Den Leuten vom Gießener Ausländerbeirat ist es zuweilen nicht ganz geheuer. Von manchen werden sie schon als Experten in Sachen Zusammenarbeit mit der Polizei gehandelt und zwecks Erläuterung ihrer Kooperationsweise in andere Städte geladen. Ein im März dieses Jahres durchgeführtes Seminar für Polizeibeamte und AusländerInnen wurde zum „hessenweit einzigartigen Pilotprojekt“ erkoren. Alle sind voll des Lobes, und das macht sie stutzig, weil doch eigentlich nicht viel mehr geschehen war, als daß viele Gespräche geführt wurden und man sich hierbei etwas nähergekommen ist.

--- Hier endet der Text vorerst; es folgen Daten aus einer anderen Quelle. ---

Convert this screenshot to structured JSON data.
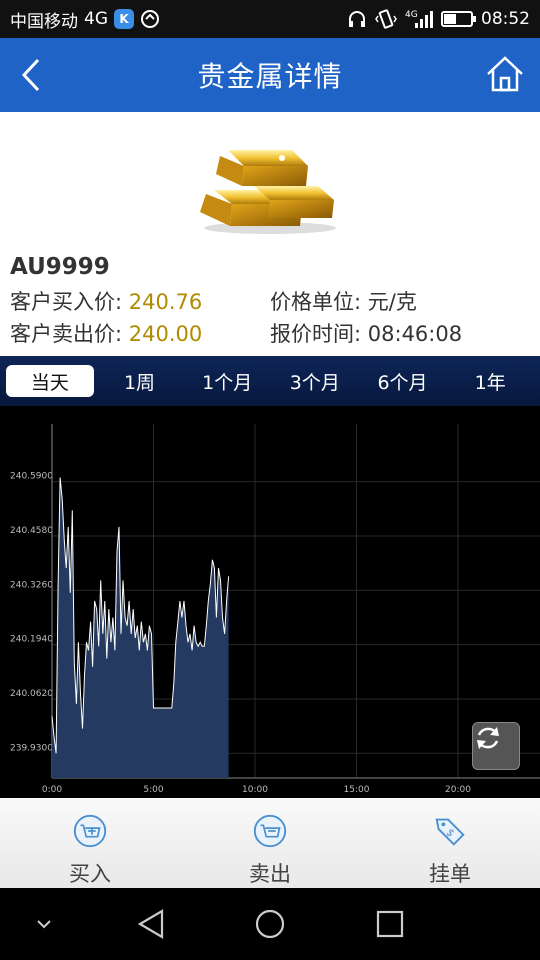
{
  "status_bar": {
    "carrier": "中国移动",
    "network": "4G",
    "badge": "K",
    "signal_label": "4G",
    "battery_level": 0.45,
    "time": "08:52"
  },
  "header": {
    "title": "贵金属详情"
  },
  "product": {
    "code": "AU9999",
    "buy_label": "客户买入价:",
    "buy_value": "240.76",
    "unit_label": "价格单位:",
    "unit_value": "元/克",
    "sell_label": "客户卖出价:",
    "sell_value": "240.00",
    "time_label": "报价时间:",
    "time_value": "08:46:08"
  },
  "tabs": [
    {
      "label": "当天",
      "active": true
    },
    {
      "label": "1周",
      "active": false
    },
    {
      "label": "1个月",
      "active": false
    },
    {
      "label": "3个月",
      "active": false
    },
    {
      "label": "6个月",
      "active": false
    },
    {
      "label": "1年",
      "active": false
    }
  ],
  "chart_data": {
    "type": "area",
    "title": "",
    "xlabel": "",
    "ylabel": "",
    "x_ticks": [
      "0:00",
      "5:00",
      "10:00",
      "15:00",
      "20:00"
    ],
    "y_ticks": [
      "239.9300",
      "240.0620",
      "240.1940",
      "240.3260",
      "240.4580",
      "240.5900"
    ],
    "xlim_hours": [
      0,
      24
    ],
    "ylim": [
      239.87,
      240.73
    ],
    "grid": true,
    "fill_color": "#253a61",
    "line_color": "#ffffff",
    "series": [
      {
        "x": [
          0.0,
          0.1,
          0.2,
          0.3,
          0.4,
          0.5,
          0.55,
          0.6,
          0.7,
          0.8,
          0.9,
          1.0,
          1.1,
          1.2,
          1.3,
          1.4,
          1.5,
          1.6,
          1.7,
          1.8,
          1.9,
          2.0,
          2.1,
          2.2,
          2.3,
          2.4,
          2.5,
          2.6,
          2.7,
          2.8,
          2.9,
          3.0,
          3.1,
          3.2,
          3.3,
          3.4,
          3.5,
          3.6,
          3.7,
          3.8,
          3.9,
          4.0,
          4.1,
          4.2,
          4.3,
          4.4,
          4.5,
          4.6,
          4.7,
          4.8,
          4.9,
          5.0,
          5.1,
          5.5,
          5.9,
          6.0,
          6.1,
          6.2,
          6.3,
          6.4,
          6.5,
          6.6,
          6.7,
          6.8,
          6.9,
          7.0,
          7.1,
          7.2,
          7.3,
          7.4,
          7.5,
          7.6,
          7.7,
          7.8,
          7.9,
          8.0,
          8.1,
          8.2,
          8.3,
          8.4,
          8.5,
          8.6,
          8.7
        ],
        "y": [
          240.02,
          239.97,
          239.93,
          240.34,
          240.6,
          240.55,
          240.5,
          240.45,
          240.38,
          240.48,
          240.32,
          240.52,
          240.15,
          240.05,
          240.2,
          240.08,
          239.99,
          240.12,
          240.2,
          240.18,
          240.25,
          240.14,
          240.3,
          240.28,
          240.19,
          240.35,
          240.22,
          240.3,
          240.16,
          240.28,
          240.2,
          240.26,
          240.18,
          240.42,
          240.48,
          240.22,
          240.35,
          240.26,
          240.24,
          240.3,
          240.22,
          240.28,
          240.21,
          240.24,
          240.18,
          240.25,
          240.2,
          240.22,
          240.18,
          240.24,
          240.22,
          240.04,
          240.04,
          240.04,
          240.04,
          240.1,
          240.2,
          240.25,
          240.3,
          240.26,
          240.3,
          240.24,
          240.2,
          240.22,
          240.18,
          240.24,
          240.2,
          240.19,
          240.2,
          240.19,
          240.19,
          240.24,
          240.3,
          240.34,
          240.4,
          240.38,
          240.26,
          240.38,
          240.35,
          240.26,
          240.22,
          240.3,
          240.36
        ]
      }
    ]
  },
  "actions": [
    {
      "label": "买入",
      "icon": "buy-plus-icon"
    },
    {
      "label": "卖出",
      "icon": "sell-cart-icon"
    },
    {
      "label": "挂单",
      "icon": "price-tag-icon"
    }
  ],
  "nav": {
    "icons": [
      "chevron-down-icon",
      "back-triangle-icon",
      "home-circle-icon",
      "recents-square-icon"
    ]
  }
}
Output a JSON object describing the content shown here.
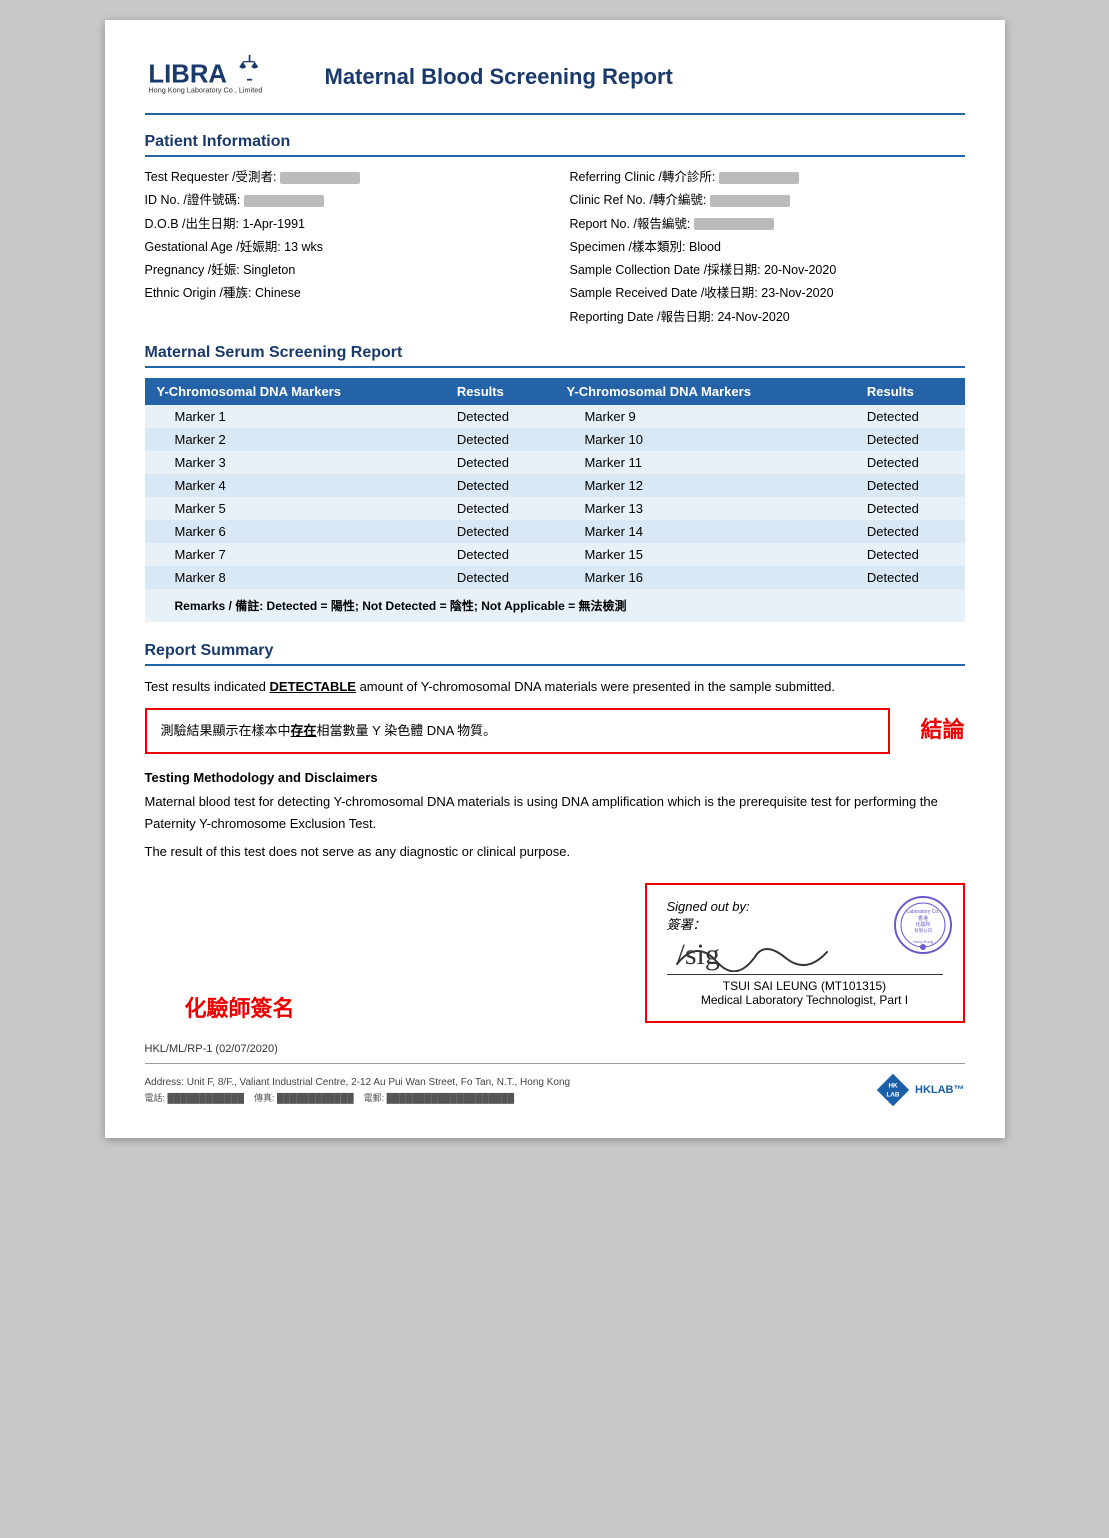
{
  "header": {
    "logo_text": "LIBRA",
    "logo_sub": "Hong Kong Laboratory Co., Limited",
    "report_title": "Maternal Blood Screening Report"
  },
  "patient_info": {
    "section_heading": "Patient Information",
    "fields_left": [
      {
        "label": "Test Requester /受測者:",
        "value": "REDACTED"
      },
      {
        "label": "ID No. /證件號碼:",
        "value": "REDACTED"
      },
      {
        "label": "D.O.B /出生日期:",
        "value": "1-Apr-1991"
      },
      {
        "label": "Gestational Age /妊娠期:",
        "value": "13 wks"
      },
      {
        "label": "Pregnancy /妊娠:",
        "value": "Singleton"
      },
      {
        "label": "Ethnic Origin /種族:",
        "value": "Chinese"
      }
    ],
    "fields_right": [
      {
        "label": "Referring Clinic /轉介診所:",
        "value": "REDACTED"
      },
      {
        "label": "Clinic Ref No. /轉介編號:",
        "value": "REDACTED"
      },
      {
        "label": "Report No. /報告編號:",
        "value": "REDACTED"
      },
      {
        "label": "Specimen /樣本類別:",
        "value": "Blood"
      },
      {
        "label": "Sample Collection Date /採樣日期:",
        "value": "20-Nov-2020"
      },
      {
        "label": "Sample Received Date /收樣日期:",
        "value": "23-Nov-2020"
      },
      {
        "label": "Reporting Date /報告日期:",
        "value": "24-Nov-2020"
      }
    ]
  },
  "serum_report": {
    "section_heading": "Maternal Serum Screening Report",
    "col1_header": "Y-Chromosomal DNA Markers",
    "col2_header": "Results",
    "col3_header": "Y-Chromosomal DNA Markers",
    "col4_header": "Results",
    "markers_left": [
      {
        "marker": "Marker 1",
        "result": "Detected"
      },
      {
        "marker": "Marker 2",
        "result": "Detected"
      },
      {
        "marker": "Marker 3",
        "result": "Detected"
      },
      {
        "marker": "Marker 4",
        "result": "Detected"
      },
      {
        "marker": "Marker 5",
        "result": "Detected"
      },
      {
        "marker": "Marker 6",
        "result": "Detected"
      },
      {
        "marker": "Marker 7",
        "result": "Detected"
      },
      {
        "marker": "Marker 8",
        "result": "Detected"
      }
    ],
    "markers_right": [
      {
        "marker": "Marker 9",
        "result": "Detected"
      },
      {
        "marker": "Marker 10",
        "result": "Detected"
      },
      {
        "marker": "Marker 11",
        "result": "Detected"
      },
      {
        "marker": "Marker 12",
        "result": "Detected"
      },
      {
        "marker": "Marker 13",
        "result": "Detected"
      },
      {
        "marker": "Marker 14",
        "result": "Detected"
      },
      {
        "marker": "Marker 15",
        "result": "Detected"
      },
      {
        "marker": "Marker 16",
        "result": "Detected"
      }
    ],
    "remarks": "Remarks / 備註: Detected = 陽性; Not Detected = 陰性; Not Applicable = 無法檢測"
  },
  "report_summary": {
    "section_heading": "Report Summary",
    "summary_line1": "Test results indicated ",
    "detectable_word": "DETECTABLE",
    "summary_line2": " amount of Y-chromosomal DNA materials were presented in the sample submitted.",
    "chinese_line1": "測驗結果顯示在樣本中",
    "chinese_underline": "存在",
    "chinese_line2": "相當數量 Y 染色體 DNA 物質。",
    "conclusion_label": "結論"
  },
  "methodology": {
    "heading": "Testing Methodology and Disclaimers",
    "text1": "Maternal blood test for detecting Y-chromosomal DNA materials is using DNA amplification which is the prerequisite test for performing the Paternity Y-chromosome Exclusion Test.",
    "text2": "The result of this test does not serve as any diagnostic or clinical purpose."
  },
  "signature": {
    "chemist_label": "化驗師簽名",
    "signed_out_label": "Signed out by:",
    "signed_out_chinese": "簽署：",
    "signer_name": "TSUI SAI LEUNG (MT101315)",
    "signer_title": "Medical Laboratory Technologist, Part I"
  },
  "footer": {
    "doc_ref": "HKL/ML/RP-1 (02/07/2020)",
    "address": "Address: Unit F, 8/F., Valiant Industrial Centre, 2-12 Au Pui Wan Street, Fo Tan, N.T., Hong Kong",
    "contacts": "電話: (phone redacted)   傳真: (fax redacted)   電郵: (email redacted)"
  }
}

Auf höherer Ebene kursiert diese Annäherung schon unter der Bezeichnung „Das Gießener Modell“, was zugleich offenbart, wie wenig Vergleichbares sich tut.

Angefangen hatte alles mit Beschwerden, zumeist von dunkelhäutigen oder anderen allzu augenfälligen AusländerInnen. Die häufigsten Klagen bezogen sich auf penetrante Ausweiskontrollen an jeder Ecke und auf die schikanöse Behandlung durch Polizeibeamte im Zuge dieser Routinehandlung. Einem Afrikaner war der Paß nach der Kontrolle mit abfälligen Beschimpfungen ins Gesicht geworfen worden. Andere, die ihren Ausweis nicht dabeihatten, waren in Handschellen zur Wache geführt worden. Der Ausländerbeirat trug diese Beschwerden beharrlich zur Polizeileitung und stieß dort auf einen rührigen und aufgeschlossenen Präsidenten, dessen Einsatz für eine moderne, bürgernahe Polizei das Anliegen des Ausländerbeirates erleichtern sollte.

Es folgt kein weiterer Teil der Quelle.